Damage from hard freeze runs deep

For most Kansans, last week’s tumble into the deep freeze was an inconvenience. For vegetable gardeners and people with fruit trees, it was a cause for heartbreak.

Some people held out hope that the dire forecast would not materialize and tried to cover their lettuce and cole crops with bed sheets, which is a reasonable strategy if the problem is frost. But overnight lows in the teens constitute a hard freeze by anyone’s definition. Unless some doting gardener figured out a way to cover plants with an electric blanket, the effort was for naught.

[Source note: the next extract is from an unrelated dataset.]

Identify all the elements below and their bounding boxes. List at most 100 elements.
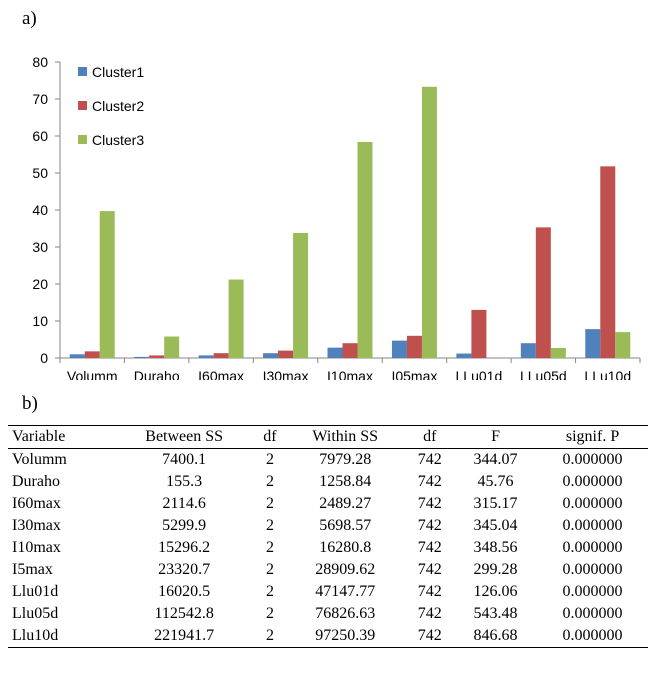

By way of indulging this disappointment just a moment longer, let me note that the brutal wind during the past week compounded gardeners’ misery. While the thermometer may have pegged the daytime temperature in the 30s or 40s, mean old Mr. Wind Chill Factor made sure it was even colder in the garden.

OK, so what happens now?

For some crops, the damage will be negligible. Those growing underground, such as beets, carrots, onions and potatoes, will be fine. Their tops showing above the soil level may have frozen, but the rest of the plant will continue to grow. New greens should appear as soon as the temperatures warm again.

We can take a lesson from my garlic. The green tops are Popsicles, but the bulbs have been sitting in the soil since last October. They already have been through one winter, so this mini-chill won’t faze them. The deciding factor is that they already were established when the freeze hit. Newly germinated carrots, beets and so forth won’t fare as well.

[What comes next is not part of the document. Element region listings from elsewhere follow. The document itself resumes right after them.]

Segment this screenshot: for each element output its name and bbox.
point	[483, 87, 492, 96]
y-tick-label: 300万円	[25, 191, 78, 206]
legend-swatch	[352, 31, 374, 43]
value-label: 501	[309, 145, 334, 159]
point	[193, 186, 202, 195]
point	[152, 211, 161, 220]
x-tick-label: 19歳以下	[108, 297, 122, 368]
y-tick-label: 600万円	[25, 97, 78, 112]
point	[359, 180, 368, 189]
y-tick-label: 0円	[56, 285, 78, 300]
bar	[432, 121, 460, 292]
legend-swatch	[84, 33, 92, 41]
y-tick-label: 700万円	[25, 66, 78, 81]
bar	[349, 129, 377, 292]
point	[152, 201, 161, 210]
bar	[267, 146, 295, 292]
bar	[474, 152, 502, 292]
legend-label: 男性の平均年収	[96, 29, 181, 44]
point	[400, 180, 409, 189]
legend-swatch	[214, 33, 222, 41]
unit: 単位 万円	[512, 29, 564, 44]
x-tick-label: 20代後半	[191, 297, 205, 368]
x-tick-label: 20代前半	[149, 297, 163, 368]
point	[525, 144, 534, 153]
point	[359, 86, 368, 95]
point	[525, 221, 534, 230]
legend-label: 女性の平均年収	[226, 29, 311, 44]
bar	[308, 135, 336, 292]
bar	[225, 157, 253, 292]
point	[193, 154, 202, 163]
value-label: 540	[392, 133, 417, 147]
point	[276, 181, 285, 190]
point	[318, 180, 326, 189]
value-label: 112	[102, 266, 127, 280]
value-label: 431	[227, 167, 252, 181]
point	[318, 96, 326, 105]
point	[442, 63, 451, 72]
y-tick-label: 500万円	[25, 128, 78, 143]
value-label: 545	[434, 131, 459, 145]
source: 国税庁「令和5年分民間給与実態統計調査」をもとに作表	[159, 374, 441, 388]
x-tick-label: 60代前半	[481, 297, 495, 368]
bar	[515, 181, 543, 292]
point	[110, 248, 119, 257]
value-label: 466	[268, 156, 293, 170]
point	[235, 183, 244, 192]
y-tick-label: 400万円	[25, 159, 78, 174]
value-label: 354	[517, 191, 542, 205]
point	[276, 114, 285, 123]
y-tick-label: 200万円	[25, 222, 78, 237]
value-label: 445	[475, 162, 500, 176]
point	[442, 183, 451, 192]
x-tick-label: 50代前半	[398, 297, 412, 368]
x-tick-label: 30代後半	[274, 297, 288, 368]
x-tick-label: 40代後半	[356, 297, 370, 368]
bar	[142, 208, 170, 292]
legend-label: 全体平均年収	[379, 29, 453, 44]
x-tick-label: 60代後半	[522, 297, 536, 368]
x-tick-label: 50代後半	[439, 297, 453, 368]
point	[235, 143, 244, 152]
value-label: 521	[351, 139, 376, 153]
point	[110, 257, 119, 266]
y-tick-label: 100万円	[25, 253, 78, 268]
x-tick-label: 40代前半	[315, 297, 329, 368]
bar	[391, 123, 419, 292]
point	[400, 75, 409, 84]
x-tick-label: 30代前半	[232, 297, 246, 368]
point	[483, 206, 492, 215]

Asparagus that was standing when the cold hit is obviously done for, but that doesn’t mean the crop is ruined. We had a late freeze a couple of years ago that destroyed the front end of the asparagus crop, but once the ground warmed back up, new spears emerged. Mind you, the harvest was not as plentiful as it would have been otherwise, but we did eat asparagus that year.

Cole crops such as broccoli, cauliflower and cabbage, greens such as lettuce and spinach, and early-season legumes such as peas and snowpeas really took it on the chin. Some clever gardeners have figured out ways to overwinter particularly hardy varieties of spinach, and their crops may still be intact. Realistically, however, plants in the above-ground category are headed for the compost pile.

But that’s no reason to despair, as there’s plenty of time to replant most of these crops. While the harvest won’t be as long or as large, gardeners still can get several pickings of greens and a crop of snowpeas before it becomes too hot. If greenhouses still have cole crop plants, those vegetables can be replaced as well.

A major tragedy in this weather situation is the damage to this year’s fruit crop. While temperatures were coasting in the 70s and 80s in late March, we enjoyed a succession of glorious blooms on our peach, apple and cherry trees. If the quantity of flowers was a predictor, this year was going to see an incredible bounty.

That was then. The blossoms have fallen to the ground, the baby cherries have turned black, and even the leaves are burned on the tips.

The good news is that the blossoms will return next year. Similarly, in just a few weeks we’ll be ready to plant the hot-weather garden, and these current disappointments will be forgotten.